У покойного Паши Техника было несколько интервью, где он рассказывал про зарождение классического состава группы Kunteynir, и ключевой момент он всегда вспоминал так - накурил своего соседа (Блева МС) и предложил ему записать трек. Ударенное в голову сознание Блева, к тому же не знакомого с речевыми клише хип-хопа, начало нефильтрованно изливаться - родились кошачие бацылы, квазары-вырыбузары, зовущие пельмени бабы Левы, и тому подобное...
Наверно, для Паши такие моменты были улыбкой музы - топливом для его искусства был язык “неосознанных” людей, который еще не успела обтесать внутренняя цензура - микс эхолалии, синдрома Туретта, “оговорок по Фрейду” и мелких обрывков быта. Именно поэтому он почти не занимался сольным творчеством, и поэтому предпочитал общество различных представителей маргинальных субкультур (футбольных хулиганов, скинхедов), интернет-фриков, наркоманов и проходимцев, как бы подпитываясь их языком и сленгом, нарушающим ритм повседневности.
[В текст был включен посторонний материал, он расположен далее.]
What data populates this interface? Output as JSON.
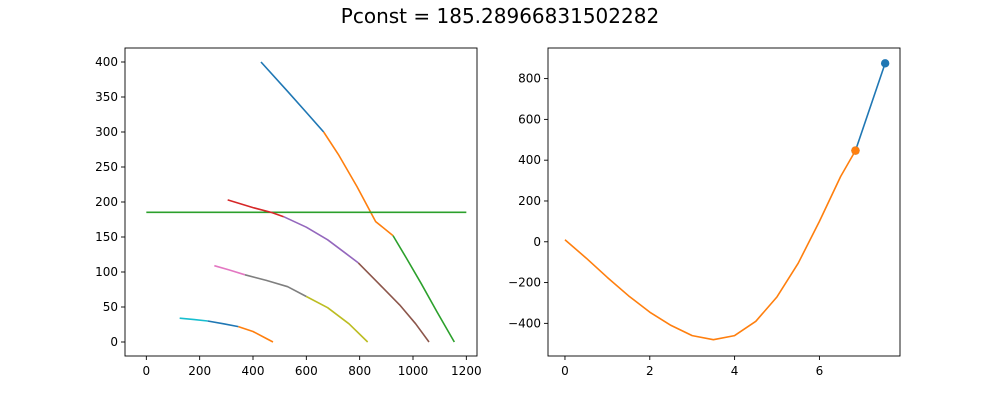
{
  "figure": {
    "title": "Pconst = 185.28966831502282"
  },
  "chart_data": [
    {
      "type": "line",
      "title": "",
      "xlabel": "",
      "ylabel": "",
      "xlim": [
        -80,
        1240
      ],
      "ylim": [
        -20,
        420
      ],
      "xticks": [
        0,
        200,
        400,
        600,
        800,
        1000,
        1200
      ],
      "yticks": [
        0,
        50,
        100,
        150,
        200,
        250,
        300,
        350,
        400
      ],
      "grid": false,
      "series": [
        {
          "color": "#1f77b4",
          "x": [
            430,
            530,
            600,
            665
          ],
          "y": [
            400,
            358,
            328,
            300
          ]
        },
        {
          "color": "#ff7f0e",
          "x": [
            665,
            720,
            790,
            860,
            925
          ],
          "y": [
            300,
            268,
            222,
            172,
            152
          ]
        },
        {
          "color": "#2ca02c",
          "x": [
            925,
            975,
            1030,
            1090,
            1155
          ],
          "y": [
            152,
            120,
            84,
            43,
            0
          ]
        },
        {
          "color": "#2ca02c",
          "x": [
            0,
            1200
          ],
          "y": [
            185.28966831502282,
            185.28966831502282
          ]
        },
        {
          "color": "#d62728",
          "x": [
            305,
            400,
            470,
            515
          ],
          "y": [
            203,
            192,
            185,
            179
          ]
        },
        {
          "color": "#9467bd",
          "x": [
            515,
            600,
            680,
            750,
            795
          ],
          "y": [
            179,
            164,
            146,
            126,
            113
          ]
        },
        {
          "color": "#8c564b",
          "x": [
            795,
            870,
            950,
            1010,
            1060
          ],
          "y": [
            113,
            84,
            53,
            26,
            0
          ]
        },
        {
          "color": "#e377c2",
          "x": [
            255,
            310,
            370
          ],
          "y": [
            109,
            103,
            96
          ]
        },
        {
          "color": "#7f7f7f",
          "x": [
            370,
            450,
            530,
            600
          ],
          "y": [
            96,
            88,
            79,
            65
          ]
        },
        {
          "color": "#bcbd22",
          "x": [
            600,
            680,
            760,
            830
          ],
          "y": [
            65,
            49,
            26,
            0
          ]
        },
        {
          "color": "#17becf",
          "x": [
            125,
            180,
            230
          ],
          "y": [
            34,
            32,
            30
          ]
        },
        {
          "color": "#1f77b4",
          "x": [
            230,
            290,
            345
          ],
          "y": [
            30,
            26,
            22
          ]
        },
        {
          "color": "#ff7f0e",
          "x": [
            345,
            400,
            450,
            475
          ],
          "y": [
            22,
            15,
            5,
            0
          ]
        }
      ]
    },
    {
      "type": "line",
      "title": "",
      "xlabel": "",
      "ylabel": "",
      "xlim": [
        -0.4,
        7.9
      ],
      "ylim": [
        -560,
        950
      ],
      "xticks": [
        0,
        2,
        4,
        6
      ],
      "yticks": [
        -400,
        -200,
        0,
        200,
        400,
        600,
        800
      ],
      "ytick_labels": [
        "−400",
        "−200",
        "0",
        "200",
        "400",
        "600",
        "800"
      ],
      "grid": false,
      "series": [
        {
          "color": "#1f77b4",
          "x": [
            6.85,
            7.55
          ],
          "y": [
            447,
            875
          ],
          "markers": "endpoints"
        },
        {
          "color": "#ff7f0e",
          "x": [
            0,
            0.5,
            1,
            1.5,
            2,
            2.5,
            3,
            3.5,
            4,
            4.5,
            5,
            5.5,
            6,
            6.5,
            6.85
          ],
          "y": [
            10,
            -80,
            -175,
            -265,
            -345,
            -410,
            -460,
            -480,
            -460,
            -390,
            -270,
            -105,
            100,
            320,
            447
          ],
          "markers": "last"
        }
      ]
    }
  ]
}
Источником этого небанального, неклишированного русского языка может быть только речевая импровизация - как и структуры социума, любая дистанция между подуманным и произнесенным привносит в него ложь. Его поиску Паша Техник посвятил жизнь, превратив себя в ретранслятор. В речи он часто норовил перейти на фристайл; иной раз в интервью, услышав новое необычное слово, он как бы пробовал его на вкус, подбирая ассонансы и созвучные фигуры речи. В итоге для многих людей сдвинулись рамки нормальности языка - к примеру, появилась целая субкультура слушателей суровых 30-летних мужчин в околофутбольных брендах, зачитывающих на замогильные минуса гомосексуально-фекальные non-sequitur.
Впрочем, обширная реакция общества на смерть Техника показывает, что его ценили и за другое - за умение весело покутить, за авангардные электронные биты, а кто-то и просто видел в его жизни поучительную историю о том, что бывает, если всю жизнь водиться с шантропой. Но тот факт, что у многих застревали не только цитаты из Кантейнира в голове, но и его фигуры устной речи (как у сотен тысяч людей начавших говорить “старина” и “старичек”), говорит о том, что люди по крайней мере инстинктивно ощущали не бесполезное сочувствие и желание понять - а живой, почти анималистичный интерес Паши к свободному джазу нашей речи.